Extract Indices of Numpy Array Based on Given Bit Information

Dear Python and Numpy Users: My data are in the form of '32-bit unsigned integer' as follows: myData = np.array([1073741824, 1073741877, 1073742657, 1073742709, 1073742723, 1073755137, 1073755189,1073755969],dtype=np.int32) I want to get the index of my data where the following occurs: Bit No. 0–1 Bit Combination: 00 How can I do it? I heard this type of problem first time, please help me. Artur

On 18.10.2014 07:58, Artur Bercik wrote:
Dear Python and Numpy Users:
My data are in the form of '32-bit unsigned integer' as follows:
myData = np.array([1073741824, 1073741877, 1073742657, 1073742709, 1073742723, 1073755137, 1073755189,1073755969],dtype=np.int32)
I want to get the index of my data where the following occurs:
Bit No. 0–1 Bit Combination: 00
How can I do it? I heard this type of problem first time, please help me.
Artur
not sure I understand the problem, maybe this? np.where((myData & 0x3) == 0)
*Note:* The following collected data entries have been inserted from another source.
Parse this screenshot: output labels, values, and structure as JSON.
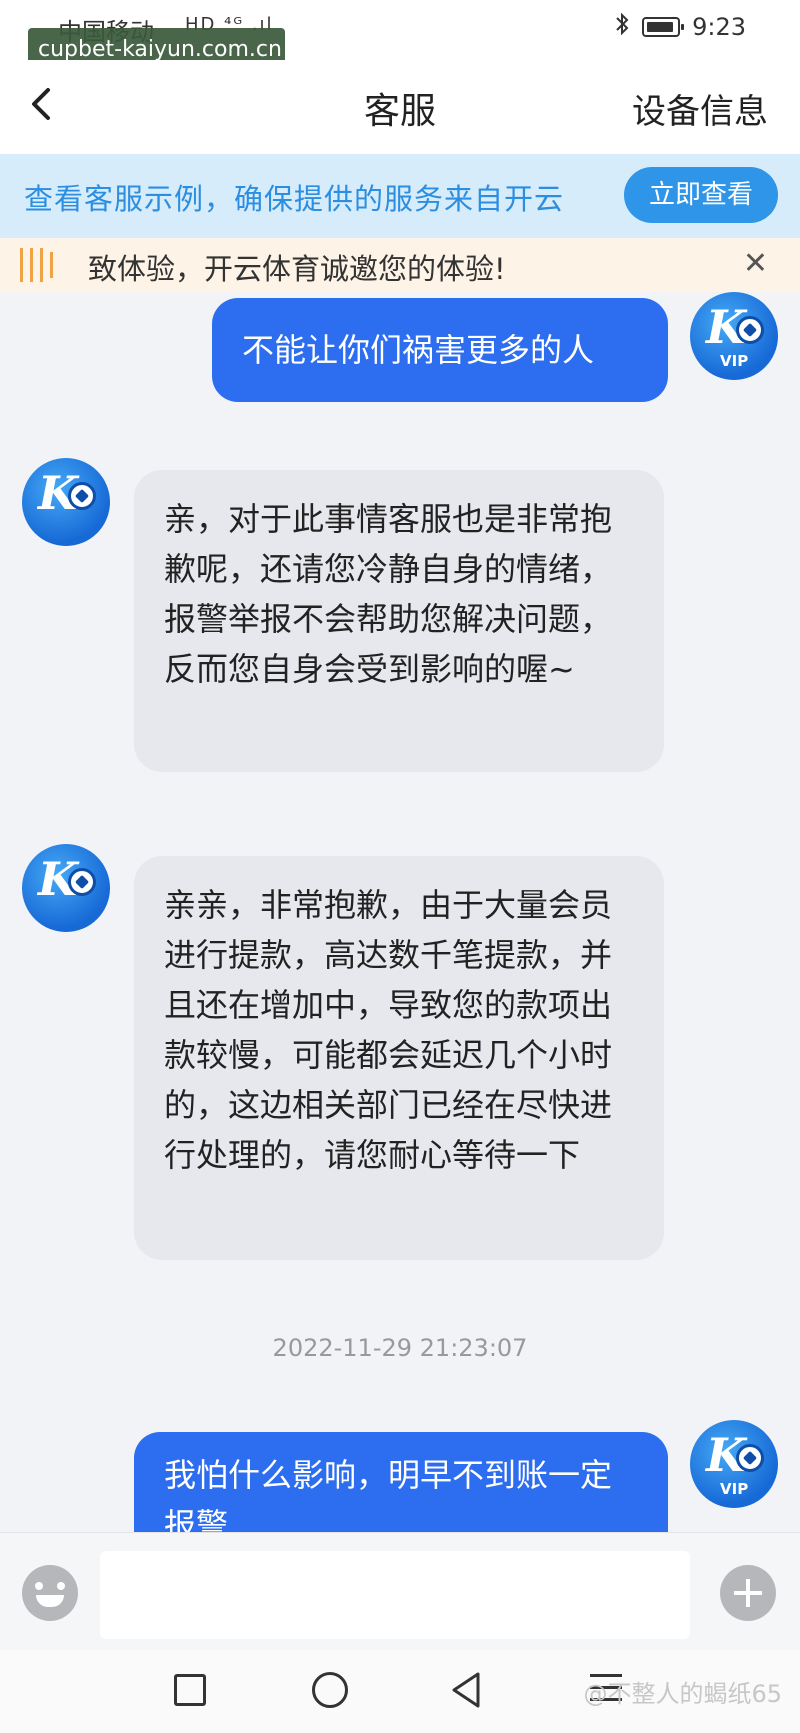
{
  "status_bar": {
    "carrier": "中国移动",
    "net": "HD ⁴ᴳ .ıl",
    "time": "9:23"
  },
  "watermark_top": "cupbet-kaiyun.com.cn",
  "header": {
    "title": "客服",
    "device_info": "设备信息"
  },
  "banner": {
    "text": "查看客服示例，确保提供的服务来自开云",
    "button": "立即查看"
  },
  "notice": {
    "text": "致体验，开云体育诚邀您的体验!"
  },
  "messages": [
    {
      "from": "user",
      "text": "不能让你们祸害更多的人"
    },
    {
      "from": "agent",
      "text": "亲，对于此事情客服也是非常抱歉呢，还请您冷静自身的情绪，报警举报不会帮助您解决问题，反而您自身会受到影响的喔~"
    },
    {
      "from": "agent",
      "text": "亲亲，非常抱歉，由于大量会员进行提款，高达数千笔提款，并且还在增加中，导致您的款项出款较慢，可能都会延迟几个小时的，这边相关部门已经在尽快进行处理的，请您耐心等待一下"
    },
    {
      "from": "user",
      "text": "我怕什么影响，明早不到账一定报警"
    }
  ],
  "timestamp": "2022-11-29 21:23:07",
  "avatar": {
    "vip": "VIP"
  },
  "watermark_bottom": "@不整人的蝎纸65",
  "icons": [
    "back-icon",
    "bluetooth-icon",
    "battery-icon",
    "close-icon",
    "emoji-icon",
    "plus-icon",
    "nav-home-icon",
    "nav-back-icon",
    "nav-menu-icon"
  ]
}
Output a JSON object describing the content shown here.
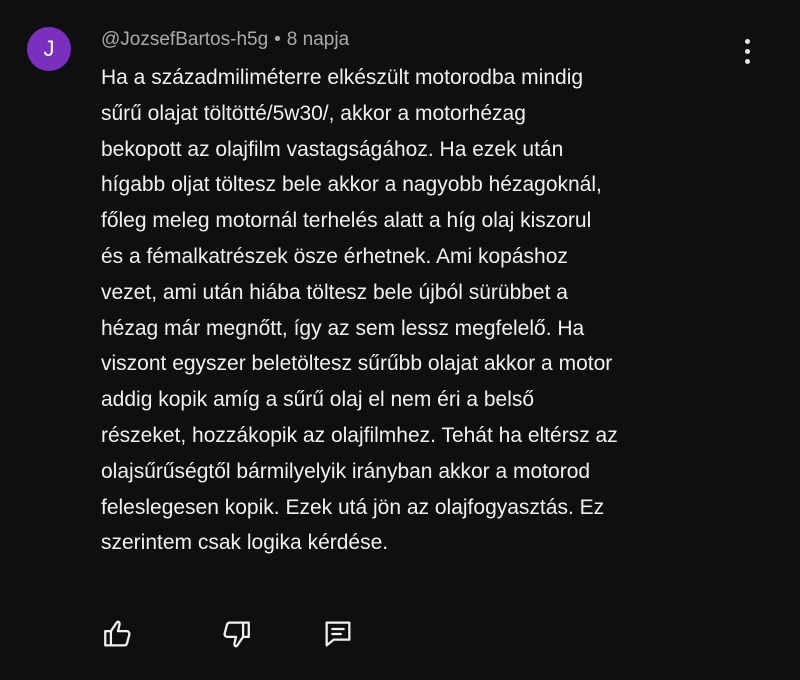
{
  "comment": {
    "avatar_letter": "J",
    "avatar_color": "#7b2fbe",
    "author": "@JozsefBartos-h5g",
    "separator": "•",
    "time": "8 napja",
    "text": "Ha a századmiliméterre elkészült motorodba mindig\nsűrű olajat töltötté/5w30/, akkor a motorhézag\nbekopott az olajfilm vastagságához. Ha ezek után\nhígabb oljat töltesz bele akkor a nagyobb hézagoknál,\nfőleg meleg motornál terhelés alatt a híg olaj kiszorul\nés a fémalkatrészek ösze érhetnek. Ami kopáshoz\nvezet, ami után hiába töltesz bele újból sürübbet a\nhézag már megnőtt, így az sem lessz megfelelő. Ha\nviszont egyszer beletöltesz sűrűbb olajat akkor a motor\naddig kopik amíg a sűrű olaj el nem éri a belső\nrészeket, hozzákopik az olajfilmhez. Tehát ha eltérsz az\nolajsűrűségtől bármilyelyik irányban akkor a motorod\nfeleslegesen kopik. Ezek utá jön az olajfogyasztás. Ez\nszerintem csak logika kérdése."
  },
  "icons": {
    "like": "thumbs-up-icon",
    "dislike": "thumbs-down-icon",
    "reply": "comment-icon",
    "menu": "more-vertical-icon"
  }
}
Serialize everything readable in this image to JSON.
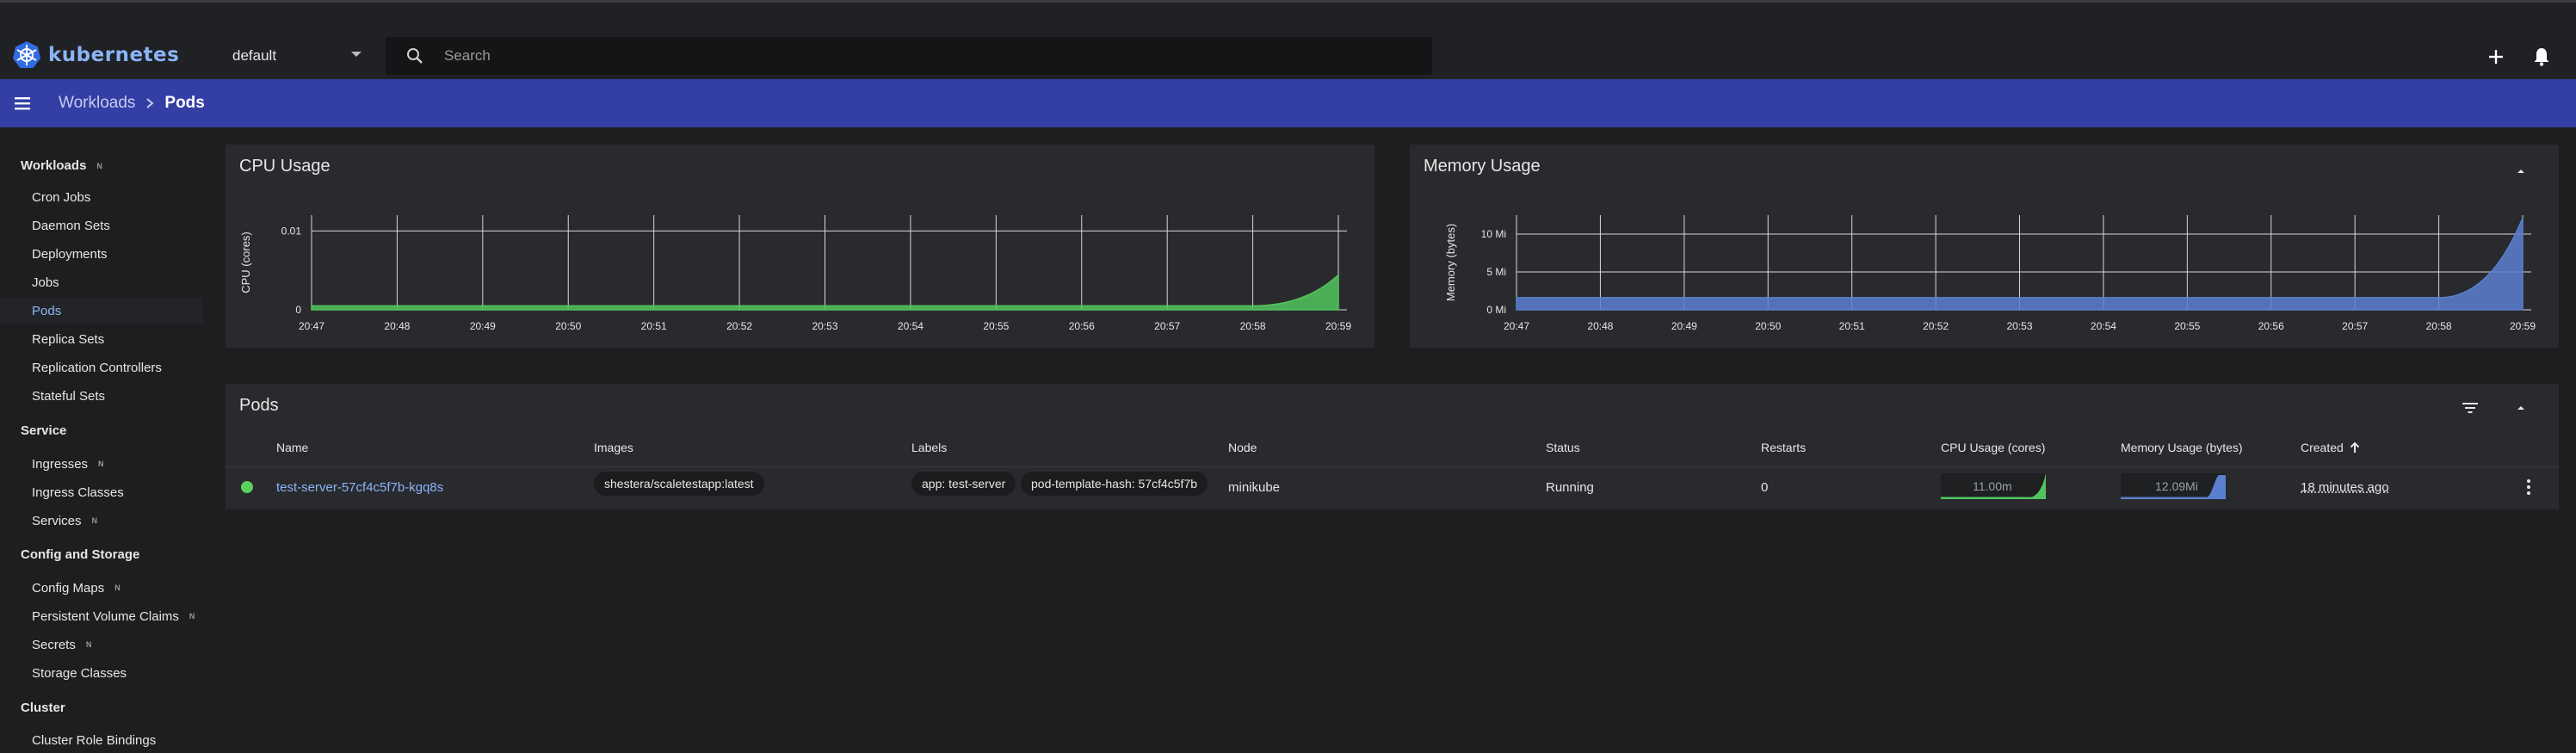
{
  "app": {
    "logo_text": "kubernetes"
  },
  "header": {
    "namespace": "default",
    "search_placeholder": "Search"
  },
  "breadcrumb": {
    "parent": "Workloads",
    "current": "Pods"
  },
  "sidebar": {
    "sections": [
      {
        "label": "Workloads",
        "badge": "N"
      },
      {
        "label": "Service"
      },
      {
        "label": "Config and Storage"
      },
      {
        "label": "Cluster"
      }
    ],
    "items": [
      {
        "label": "Cron Jobs"
      },
      {
        "label": "Daemon Sets"
      },
      {
        "label": "Deployments"
      },
      {
        "label": "Jobs"
      },
      {
        "label": "Pods",
        "active": true
      },
      {
        "label": "Replica Sets"
      },
      {
        "label": "Replication Controllers"
      },
      {
        "label": "Stateful Sets"
      },
      {
        "label": "Ingresses",
        "badge": "N"
      },
      {
        "label": "Ingress Classes"
      },
      {
        "label": "Services",
        "badge": "N"
      },
      {
        "label": "Config Maps",
        "badge": "N"
      },
      {
        "label": "Persistent Volume Claims",
        "badge": "N"
      },
      {
        "label": "Secrets",
        "badge": "N"
      },
      {
        "label": "Storage Classes"
      },
      {
        "label": "Cluster Role Bindings"
      }
    ]
  },
  "cpu_card": {
    "title": "CPU Usage"
  },
  "memory_card": {
    "title": "Memory Usage"
  },
  "chart_data": [
    {
      "type": "area",
      "title": "CPU Usage",
      "ylabel": "CPU (cores)",
      "x": [
        "20:47",
        "20:48",
        "20:49",
        "20:50",
        "20:51",
        "20:52",
        "20:53",
        "20:54",
        "20:55",
        "20:56",
        "20:57",
        "20:58",
        "20:59"
      ],
      "yticks": [
        "0",
        "0.01"
      ],
      "ylim": [
        0,
        0.012
      ],
      "series": [
        {
          "values": [
            0.0005,
            0.0005,
            0.0005,
            0.0005,
            0.0005,
            0.0005,
            0.0005,
            0.0005,
            0.0005,
            0.0005,
            0.0005,
            0.0005,
            0.0044
          ]
        }
      ],
      "color": "#52c45f",
      "grid": true
    },
    {
      "type": "area",
      "title": "Memory Usage",
      "ylabel": "Memory (bytes)",
      "x": [
        "20:47",
        "20:48",
        "20:49",
        "20:50",
        "20:51",
        "20:52",
        "20:53",
        "20:54",
        "20:55",
        "20:56",
        "20:57",
        "20:58",
        "20:59"
      ],
      "yticks": [
        "0 Mi",
        "5 Mi",
        "10 Mi"
      ],
      "ylim": [
        0,
        12.5
      ],
      "series": [
        {
          "values": [
            1.6,
            1.6,
            1.6,
            1.6,
            1.6,
            1.6,
            1.6,
            1.6,
            1.6,
            1.6,
            1.6,
            1.6,
            12.09
          ]
        }
      ],
      "color": "#5b7fd0",
      "grid": true
    }
  ],
  "pods": {
    "title": "Pods",
    "columns": [
      "Name",
      "Images",
      "Labels",
      "Node",
      "Status",
      "Restarts",
      "CPU Usage (cores)",
      "Memory Usage (bytes)",
      "Created"
    ],
    "rows": [
      {
        "name": "test-server-57cf4c5f7b-kgq8s",
        "image": "shestera/scaletestapp:latest",
        "labels": [
          "app: test-server",
          "pod-template-hash: 57cf4c5f7b"
        ],
        "node": "minikube",
        "status": "Running",
        "restarts": "0",
        "cpu": "11.00m",
        "memory": "12.09Mi",
        "created": "18 minutes ago",
        "status_color": "#5bd05b"
      }
    ]
  }
}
On Sat, Oct 18, 2014 at 8:28 PM, Julian Taylor < jtaylor.debian@googlemail.com> wrote:
On 18.10.2014 07:58, Artur Bercik wrote:
Dear Python and Numpy Users:
My data are in the form of '32-bit unsigned integer' as follows:
myData = np.array([1073741824, 1073741877, 1073742657, 1073742709, 1073742723, 1073755137, 1073755189,1073755969],dtype=np.int32)
I want to get the index of my data where the following occurs:
Bit No. 0–1 Bit Combination: 00
How can I do it? I heard this type of problem first time, please help me.
Artur
not sure I understand the problem, maybe this?
np.where((myData & 0x3) == 0)
yes, it works greatly for the following case: myData = np.array([1073741824, 1073741877, 1073742657, 1073742709, 1073742723, 1073755137, 1073755189,1073755969],dtype=np.uint32) Bit No. 0–1 Bit Combination: 00 Can you make such automation for the following case as well? Bit No. 2–5 Bit Combination: 1101 Thanks in the advance.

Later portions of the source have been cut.